Challenges and limitations of adopting IoT
- All Industries - | 27 Dec 2019
In 2018, some industry watchers noted that IoT adoption in Southeast Asia was still in its infancy, with only 8 percent implementing the technology. A Gartner technology agenda survey of CIOs in Southeast Asia which conducted early 2019 reported that 11 percent of CIOs ranked IoT as their “top game-changing technology,” while 21 percent said they would increase spending on IoT in 2019.
With so much hype, why isn’t IoT adoption faster and more widespread? We explore some common challenges and concerns in adopting IoT in this article.
As many new nodes and IoT devices are added to networks, there will invariably be increased security gaps, opportunities and targets for attacks. From the hacking of baby monitors, smart fridges, thermostats, drug infusion pumps, cameras, heart pacemakers and even smart-cars, IoT is already a security concern for many tech firms and governments across the globe.
A reason for this is that as vendors try to capture the first mover advantage by pushing out the next innovation before competitors, functionality becomes the focus and security takes a back seat. Concerns will shift from security of sensitive information and assets, to security of our very lives and health as IoT becomes more ingrained in our lives.
Current IoT ecosystems rely on a centralised server/client paradigm to authenticate, authorize and connect different nodes in a network. While enough now, networks will become bottlenecks when they grow to join billions of devices.
A possible solution may include moving some tasks to the edge, e.g. fog computing – an architecture that uses edge devices to carry out substantial amount of computation, storage, communication locally and routed over the internet backbone. Edge devices are normally routers that provide authenticated access to faster, more efficient backbone and core networks. The trend is to make the edge device smart and the core device(s) “dumb and fast”. Here, smart devices such as IoT hubs take charge of mission-critical operations and cloud servers take on data gathering and analytical responsibilities.
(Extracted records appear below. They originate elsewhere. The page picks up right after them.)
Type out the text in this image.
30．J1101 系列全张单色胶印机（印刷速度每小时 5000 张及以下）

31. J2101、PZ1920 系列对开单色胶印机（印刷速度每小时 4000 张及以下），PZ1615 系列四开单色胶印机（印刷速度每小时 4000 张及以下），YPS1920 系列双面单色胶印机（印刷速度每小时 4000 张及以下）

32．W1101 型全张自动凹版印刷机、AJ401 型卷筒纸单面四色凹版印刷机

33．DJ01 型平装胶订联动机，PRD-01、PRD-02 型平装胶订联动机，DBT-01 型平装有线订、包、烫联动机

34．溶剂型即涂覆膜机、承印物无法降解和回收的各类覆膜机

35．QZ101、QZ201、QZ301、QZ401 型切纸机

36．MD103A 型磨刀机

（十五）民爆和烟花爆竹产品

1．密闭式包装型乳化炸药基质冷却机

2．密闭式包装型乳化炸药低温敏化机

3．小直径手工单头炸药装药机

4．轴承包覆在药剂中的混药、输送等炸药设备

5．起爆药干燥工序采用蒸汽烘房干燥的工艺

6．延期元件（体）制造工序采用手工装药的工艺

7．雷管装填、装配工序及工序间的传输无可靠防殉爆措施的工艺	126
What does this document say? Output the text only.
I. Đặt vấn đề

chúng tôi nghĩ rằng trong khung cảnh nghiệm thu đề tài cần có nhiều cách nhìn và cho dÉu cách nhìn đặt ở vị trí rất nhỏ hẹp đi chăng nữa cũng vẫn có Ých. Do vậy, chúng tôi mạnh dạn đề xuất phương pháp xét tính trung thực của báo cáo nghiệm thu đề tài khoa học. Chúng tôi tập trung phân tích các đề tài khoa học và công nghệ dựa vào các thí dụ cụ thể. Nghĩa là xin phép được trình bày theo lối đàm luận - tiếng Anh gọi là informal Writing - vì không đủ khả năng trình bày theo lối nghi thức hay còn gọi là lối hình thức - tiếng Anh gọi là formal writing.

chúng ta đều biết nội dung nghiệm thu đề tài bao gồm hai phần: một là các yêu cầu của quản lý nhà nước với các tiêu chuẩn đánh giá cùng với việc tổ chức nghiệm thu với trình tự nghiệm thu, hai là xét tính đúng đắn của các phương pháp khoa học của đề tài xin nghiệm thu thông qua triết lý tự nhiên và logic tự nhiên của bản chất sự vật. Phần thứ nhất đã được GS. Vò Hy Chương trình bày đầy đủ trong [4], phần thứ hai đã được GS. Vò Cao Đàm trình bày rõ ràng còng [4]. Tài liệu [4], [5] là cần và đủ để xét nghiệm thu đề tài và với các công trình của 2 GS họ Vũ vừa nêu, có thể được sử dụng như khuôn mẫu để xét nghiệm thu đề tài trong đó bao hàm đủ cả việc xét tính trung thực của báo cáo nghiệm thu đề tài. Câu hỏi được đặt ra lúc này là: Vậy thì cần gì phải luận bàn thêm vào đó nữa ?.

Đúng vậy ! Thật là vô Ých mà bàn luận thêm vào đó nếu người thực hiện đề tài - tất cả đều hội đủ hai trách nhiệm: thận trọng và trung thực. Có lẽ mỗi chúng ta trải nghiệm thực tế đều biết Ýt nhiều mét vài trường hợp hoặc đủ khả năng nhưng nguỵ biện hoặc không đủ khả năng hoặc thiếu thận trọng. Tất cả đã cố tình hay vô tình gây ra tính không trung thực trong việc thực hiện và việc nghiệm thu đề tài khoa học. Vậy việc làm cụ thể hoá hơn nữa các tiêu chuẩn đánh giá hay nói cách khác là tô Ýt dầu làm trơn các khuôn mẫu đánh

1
Other solutions involve peer-to-peer communications, where devices identify and authenticate each other directly and exchange information without a central server. This model will have its own set of challenges including that of security, but which can be met with emerging technologies such as blockchain.
Compatibility and standards
With IoT growing and branching in many different directions, with different technologies competing to become the standard, this will cause compatibility difficulties. Such fragmentation issues stem from non-unifies cloud services, lack of standardized Machine-to-Machine (M2M) protocols and diverse firmware and operating systems among IoT devices. This is why standards are important.
Chris Moyer, CTO and VP-cybersecurity at DXC said that while the government will regulate some aspects of IoT, only the industry can create a standard. Ultimately, what will change the market will be buyers demanding standards.
Beau Woods, an IoT security expert, sees a path to improving IoT security through transparency in business models. Another is to require manufacturers to assume liability for their devices. This is currently the case for hardware devices, but it is often unclear who assumes liability for software malfunctions.
Technology integration and intelligent analysis
For Diomedes Kastanis, head of IoT at Singtel, fragmentation is the tip of the iceberg. “The real challenge for IoT is to make sense of all the information that has been collected,” he says. At the end of the day, it is pointless to have visualisation tools that can display the data but can’t help executives make decisions.
In a poll conducted by Ecosystm in June 2019, Vernon Turner, executive analyst at Ecosystm notes that 61 percent of the respondents said technology integration was their top concern. This is particularly true of emerging economies in ASEAN, where a high proportion of businesses are SMEs.
Many businesses are tied to legacy systems, which are not built to be interoperable across multi-systems. E.g. while legacy systems are well suited to handle structured data, most IoT interactions generate unstructured data. In addition, traditional analytics software generally works on batch processing, whereas much of IoT data will be communicated in real time.
In addition, the rapid growth of some of these technologies also means some of the tech will become obsolete in the next few years, effectively rendering the devices useless. Compared to generic computing devices which have a lifespan of a few years, IoT appliances such as smart fridges or TVs need to remain in service for much longer.
What you can do:
While a comprehensive IoT solution will include a bit of everything, including government regulation, standards and AI, Moyer suggests the following steps to be IoT ready:
- Take an integration approach
- Pick the right IoT devices
- Use IoT Gateways and Edge Devices
- Get involved in creating standards
This article is contributed by Moses Ku, Manager (Engagement), IndSights Research.